Khalid Mansoor, Dernaika Tarek, Jacob Lirin, Annamaraju Pavan, Guddati Achuta K
Mercy Hospital, Oklahoma City, Oklahoma, USA.
Johnston Memorial Hospital, Ballad Health System, Abingdon, Virginia, USA.
Case Rep Oncol. 2020 Jun 29;13(2):754-759. doi: 10.1159/000509507. eCollection 2020 May-Aug.
Patients with novel corona virus infection (COVID-19) can develop acute respiratory failure secondary to acute respiratory distress syndrome. Cytokine storm is suggested as one of underlying mechanisms for the rapid clinical decline. Immunocompromised patients and cancer patients are at particular risk for poor outcomes due to COVID-19 infection. This case report describes the presentation and clinical course of a cancer survivor who became critically ill and required mechanical ventilation. The patient was treated with hydroxychloroquine, azithromycin, and ceftriaxone; however, he remained febrile, hypoxemic, continued to require full mechanical ventilator support and his chest X-ray showed increased bilateral infiltrates. The patient was treated with tocilizumab, after which he improved and was successfully extubated. This report illustrates a possible role of tocilizumab in management of cytokine storm in critically ill patients with COVID-19 infection.

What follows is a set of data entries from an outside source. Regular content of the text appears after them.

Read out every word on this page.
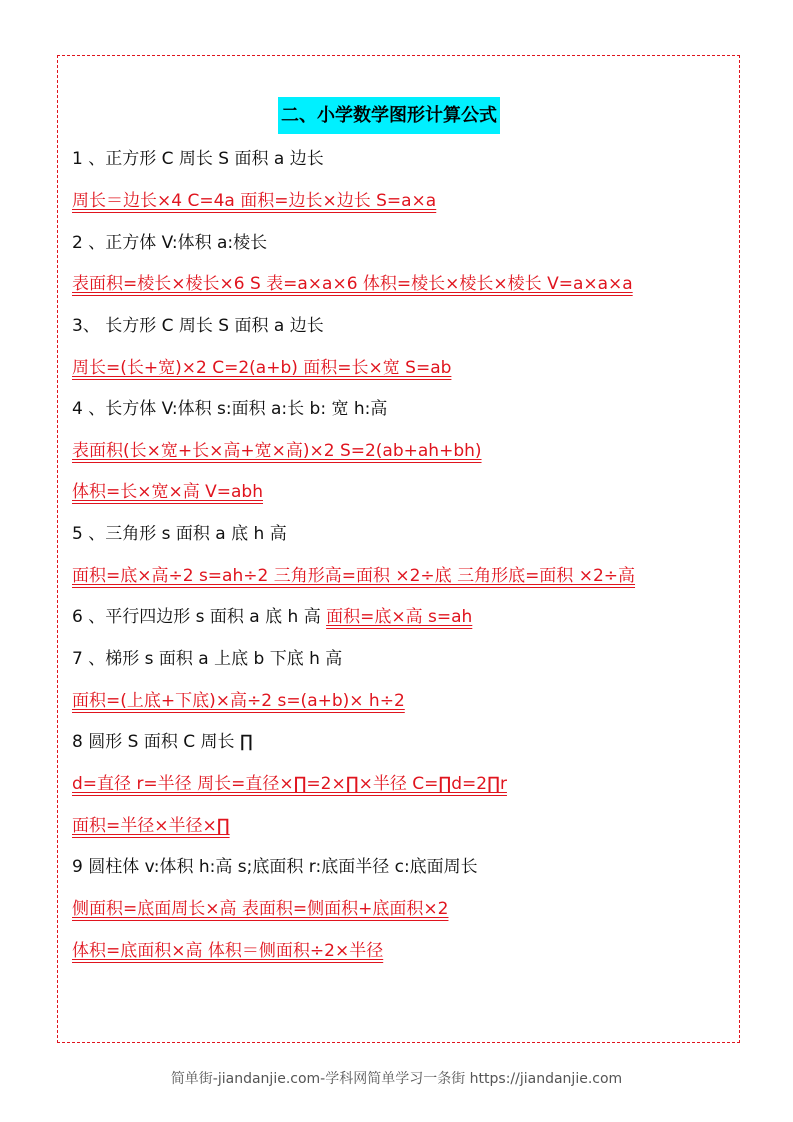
二、小学数学图形计算公式
1 、正方形 C 周长 S 面积 a 边长
周长＝边长×4 C=4a 面积=边长×边长 S=a×a
2 、正方体 V:体积 a:棱长
表面积=棱长×棱长×6 S 表=a×a×6 体积=棱长×棱长×棱长 V=a×a×a
3、 长方形 C 周长 S 面积 a 边长
周长=(长+宽)×2 C=2(a+b) 面积=长×宽 S=ab
4 、长方体 V:体积 s:面积 a:长 b: 宽 h:高
表面积(长×宽+长×高+宽×高)×2 S=2(ab+ah+bh)
体积=长×宽×高 V=abh
5 、三角形 s 面积 a 底 h 高
面积=底×高÷2 s=ah÷2 三角形高=面积 ×2÷底 三角形底=面积 ×2÷高
6 、平行四边形 s 面积 a 底 h 高 面积=底×高 s=ah
7 、梯形 s 面积 a 上底 b 下底 h 高
面积=(上底+下底)×高÷2 s=(a+b)× h÷2
8 圆形 S 面积 C 周长 ∏
d=直径 r=半径 周长=直径×∏=2×∏×半径 C=∏d=2∏r
面积=半径×半径×∏
9 圆柱体 v:体积 h:高 s;底面积 r:底面半径 c:底面周长
侧面积=底面周长×高 表面积=侧面积+底面积×2
体积=底面积×高 体积＝侧面积÷2×半径
简单街-jiandanjie.com-学科网简单学习一条街 https://jiandanjie.com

新型冠状病毒感染(COVID-19)患者可继发于急性呼吸窘迫综合征而出现急性呼吸衰竭。细胞因子风暴被认为是导致临床迅速恶化的潜在机制之一。免疫功能低下患者和癌症患者因COVID-19感染而出现不良预后的风险尤其高。本病例报告描述了一名癌症幸存者的临床表现和病程,该患者病情危重,需要机械通气。患者接受了羟氯喹、阿奇霉素和头孢曲松治疗;然而,他仍发热、低氧血症,持续需要完全机械通气支持,胸部X线显示双侧浸润增加。患者接受了托珠单抗治疗,之后病情好转并成功脱机。本报告说明了托珠单抗在治疗COVID-19感染危重症患者细胞因子风暴中的可能作用。